Once in Nineveh, Jonah (finally) proclaims God’s message. The Ninevites—unaware of everything that has transpired thus far—are left to figure out how they should react. Once again contrary to type, they do. The king says, “Who knows? This god1 may relent … so that we may not perish” (3:9, author’s translation), oblivious to the fact that he is repeating almost verbatim what the captain had said earlier in 1:6: “Perhaps this god will give a thought to us, that we may not perish” (ESV).
So far we’ve been invited to judge Jonah’s actions without knowing his motives. As chapter 4 reveals, he is neither a villain nor a clown, but a man grappling with a morally serious question: How can God’s justice be reconciled with His mercy? The Ninevites are violently evil (1:2, 3:8). It’s reasonable to assume that they deserve destruction and that God intends to let them have it. Yet Jonah knows something about God’s character that we should also know: “The LORD, the LORD, [is] a God merciful and gracious, slow to anger, and abounding in steadfast love and faithfulness, keeping steadfast love for thousands, forgiving iniquity and transgression and sin, but who will by no means clear the guilty” (Exod 34:6–7 ESV; compare Joel 2:13, Jonah 4:2).

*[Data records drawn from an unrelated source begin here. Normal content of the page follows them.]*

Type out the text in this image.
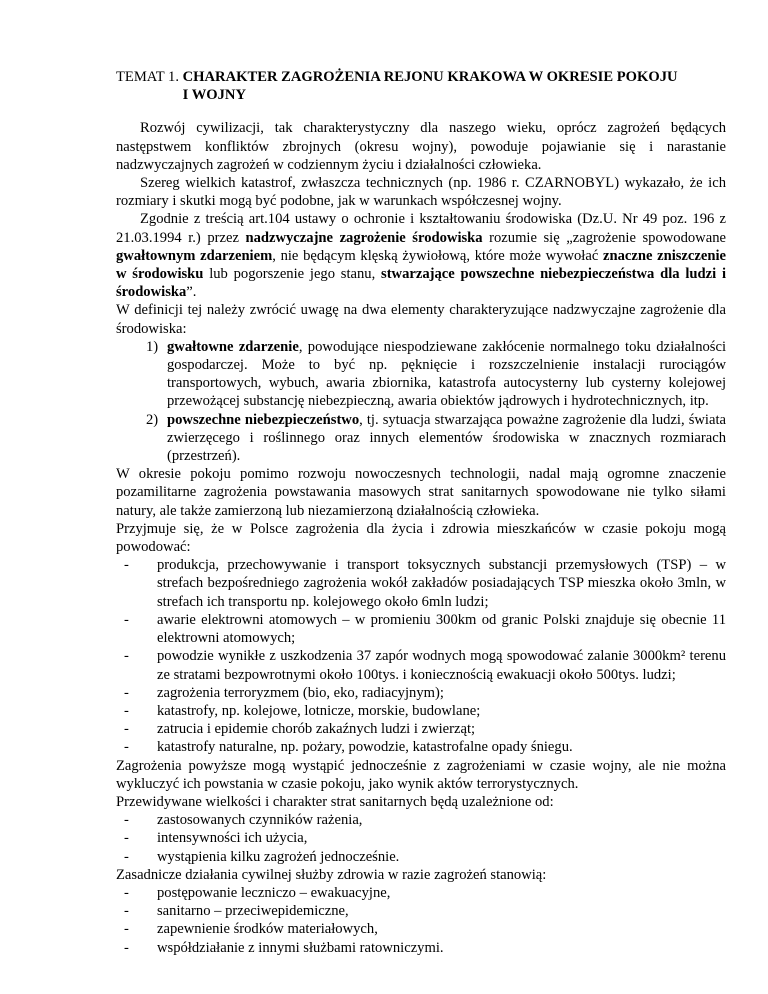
TEMAT 1. CHARAKTER ZAGROŻENIA REJONU KRAKOWA W OKRESIE POKOJU
I WOJNY

Rozwój cywilizacji, tak charakterystyczny dla naszego wieku, oprócz zagrożeń będących następstwem konfliktów zbrojnych (okresu wojny), powoduje pojawianie się i narastanie nadzwyczajnych zagrożeń w codziennym życiu i działalności człowieka.

Szereg wielkich katastrof, zwłaszcza technicznych (np. 1986 r. CZARNOBYL) wykazało, że ich rozmiary i skutki mogą być podobne, jak w warunkach współczesnej wojny.

Zgodnie z treścią art.104 ustawy o ochronie i kształtowaniu środowiska (Dz.U. Nr 49 poz. 196 z 21.03.1994 r.) przez nadzwyczajne zagrożenie środowiska rozumie się „zagrożenie spowodowane gwałtownym zdarzeniem, nie będącym klęską żywiołową, które może wywołać znaczne zniszczenie w środowisku lub pogorszenie jego stanu, stwarzające powszechne niebezpieczeństwa dla ludzi i środowiska”.

W definicji tej należy zwrócić uwagę na dwa elementy charakteryzujące nadzwyczajne zagrożenie dla środowiska:

1) gwałtowne zdarzenie, powodujące niespodziewane zakłócenie normalnego toku działalności gospodarczej. Może to być np. pęknięcie i rozszczelnienie instalacji rurociągów transportowych, wybuch, awaria zbiornika, katastrofa autocysterny lub cysterny kolejowej przewożącej substancję niebezpieczną, awaria obiektów jądrowych i hydrotechnicznych, itp.
2) powszechne niebezpieczeństwo, tj. sytuacja stwarzająca poważne zagrożenie dla ludzi, świata zwierzęcego i roślinnego oraz innych elementów środowiska w znacznych rozmiarach (przestrzeń).

W okresie pokoju pomimo rozwoju nowoczesnych technologii, nadal mają ogromne znaczenie pozamilitarne zagrożenia powstawania masowych strat sanitarnych spowodowane nie tylko siłami natury, ale także zamierzoną lub niezamierzoną działalnością człowieka.

Przyjmuje się, że w Polsce zagrożenia dla życia i zdrowia mieszkańców w czasie pokoju mogą powodować:

- produkcja, przechowywanie i transport toksycznych substancji przemysłowych (TSP) – w strefach bezpośredniego zagrożenia wokół zakładów posiadających TSP mieszka około 3mln, w strefach ich transportu np. kolejowego około 6mln ludzi;
- awarie elektrowni atomowych – w promieniu 300km od granic Polski znajduje się obecnie 11 elektrowni atomowych;
- powodzie wynikłe z uszkodzenia 37 zapór wodnych mogą spowodować zalanie 3000km² terenu ze stratami bezpowrotnymi około 100tys. i koniecznością ewakuacji około 500tys. ludzi;
- zagrożenia terroryzmem (bio, eko, radiacyjnym);
- katastrofy, np. kolejowe, lotnicze, morskie, budowlane;
- zatrucia i epidemie chorób zakaźnych ludzi i zwierząt;
- katastrofy naturalne, np. pożary, powodzie, katastrofalne opady śniegu.

Zagrożenia powyższe mogą wystąpić jednocześnie z zagrożeniami w czasie wojny, ale nie można wykluczyć ich powstania w czasie pokoju, jako wynik aktów terrorystycznych.

Przewidywane wielkości i charakter strat sanitarnych będą uzależnione od:

- zastosowanych czynników rażenia,
- intensywności ich użycia,
- wystąpienia kilku zagrożeń jednocześnie.

Zasadnicze działania cywilnej służby zdrowia w razie zagrożeń stanowią:

- postępowanie leczniczo – ewakuacyjne,
- sanitarno – przeciwepidemiczne,
- zapewnienie środków materiałowych,
- współdziałanie z innymi służbami ratowniczymi.
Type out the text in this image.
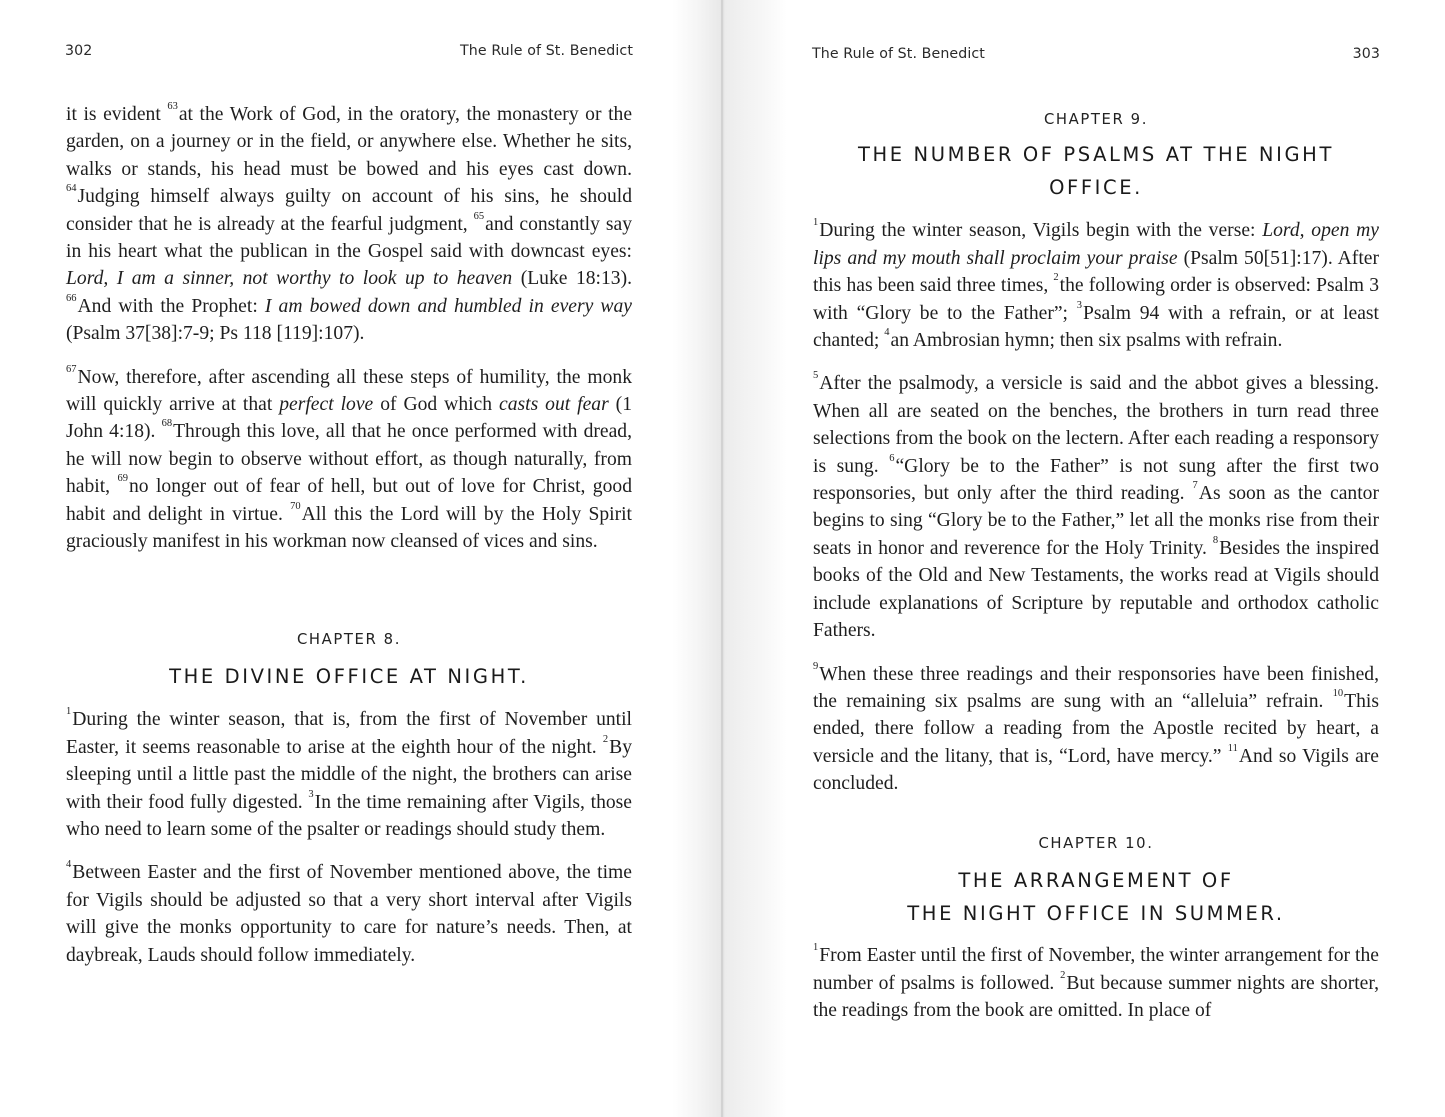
302	The Rule of St. Benedict

it is evident $^{63}$at the Work of God, in the oratory, the monastery or the garden, on a journey or in the field, or anywhere else. Whether he sits, walks or stands, his head must be bowed and his eyes cast down. $^{64}$Judging himself always guilty on account of his sins, he should consider that he is already at the fearful judgment, $^{65}$and constantly say in his heart what the publican in the Gospel said with downcast eyes: Lord, I am a sinner, not worthy to look up to heaven (Luke 18:13). $^{66}$And with the Prophet: I am bowed down and humbled in every way (Psalm 37[38]:7-9; Ps 118 [119]:107).

$^{67}$Now, therefore, after ascending all these steps of humility, the monk will quickly arrive at that perfect love of God which casts out fear (1 John 4:18). $^{68}$Through this love, all that he once performed with dread, he will now begin to observe without effort, as though naturally, from habit, $^{69}$no longer out of fear of hell, but out of love for Christ, good habit and delight in virtue. $^{70}$All this the Lord will by the Holy Spirit graciously manifest in his workman now cleansed of vices and sins.

CHAPTER 8.
THE DIVINE OFFICE AT NIGHT.

$^1$During the winter season, that is, from the first of November until Easter, it seems reasonable to arise at the eighth hour of the night. $^2$By sleeping until a little past the middle of the night, the brothers can arise with their food fully digested. $^3$In the time remaining after Vigils, those who need to learn some of the psalter or readings should study them.

$^4$Between Easter and the first of November mentioned above, the time for Vigils should be adjusted so that a very short interval after Vigils will give the monks opportunity to care for nature’s needs. Then, at daybreak, Lauds should follow immediately.

The Rule of St. Benedict	303
CHAPTER 9.
THE NUMBER OF PSALMS AT THE NIGHT OFFICE.

$^1$During the winter season, Vigils begin with the verse: Lord, open my lips and my mouth shall proclaim your praise (Psalm 50[51]:17). After this has been said three times, $^2$the following order is observed: Psalm 3 with “Glory be to the Father”; $^3$Psalm 94 with a refrain, or at least chanted; $^4$an Ambrosian hymn; then six psalms with refrain.

$^5$After the psalmody, a versicle is said and the abbot gives a blessing. When all are seated on the benches, the brothers in turn read three selections from the book on the lectern. After each reading a responsory is sung. $^6$“Glory be to the Father” is not sung after the first two responsories, but only after the third reading. $^7$As soon as the cantor begins to sing “Glory be to the Father,” let all the monks rise from their seats in honor and reverence for the Holy Trinity. $^8$Besides the inspired books of the Old and New Testaments, the works read at Vigils should include explanations of Scripture by reputable and orthodox catholic Fathers.

$^9$When these three readings and their responsories have been finished, the remaining six psalms are sung with an “alleluia” refrain. $^{10}$This ended, there follow a reading from the Apostle recited by heart, a versicle and the litany, that is, “Lord, have mercy.” $^{11}$And so Vigils are concluded.

CHAPTER 10.
THE ARRANGEMENT OF
THE NIGHT OFFICE IN SUMMER.

$^1$From Easter until the first of November, the winter arrangement for the number of psalms is followed. $^2$But because summer nights are shorter, the readings from the book are omitted. In place of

Jonah has staked out the position that mercy and justice are incompatible (at least for Nineveh), a position he seems ready to defend to the death—literally (4:3, 9; compare 1:12). Here God employs “Socratic” irony, asking if Jonah’s anger is warranted (4:4, 9). The point of the question is not to discover what God already knows (!) but to prompt both Jonah and the reader to reconsider their assumptions. God’s final question is left for us to answer: Should our enemies receive cold hard justice for their sins, while we receive grace and mercy? Or shouldn’t God take pity on all who repent?
Types of Irony: An Exercise
Read Matt 27:27–29. What is ironic about the soldiers hailing Jesus as “King of the Jews”? What types of irony are demonstrated?
Verbal Irony: A character says one thing, but means something else, often the exact opposite. “How the king of Israel has honored himself today!” (2 Sam 6:20).
Sarcasm: Verbal irony that packs a punch. “Shout louder! Surely he is a god!” (1 Kgs 18:27).
Dramatic Irony: We the audience are privy to details that characters in the story aren’t. “Consider my servant Job … a blameless and upright man” (Job 1:8).
Situational Irony: Something happens that is contrary to a character’s plan, or the reader’s expectation. “So they hanged Haman on the gallows that he had prepared for Mordecai” (Esth 7:10).
Socratic Irony: Named after Greek philosopher Socrates, who liked to ask questions to which he already knew the answer. “Where is your brother Abel?” (Gen 4:9).
Poetic Justice: A character gets what he deserves. Not technically irony, but the two often work together. Haman’s execution is poetic justice; that he’s hung on his own gallows is irony.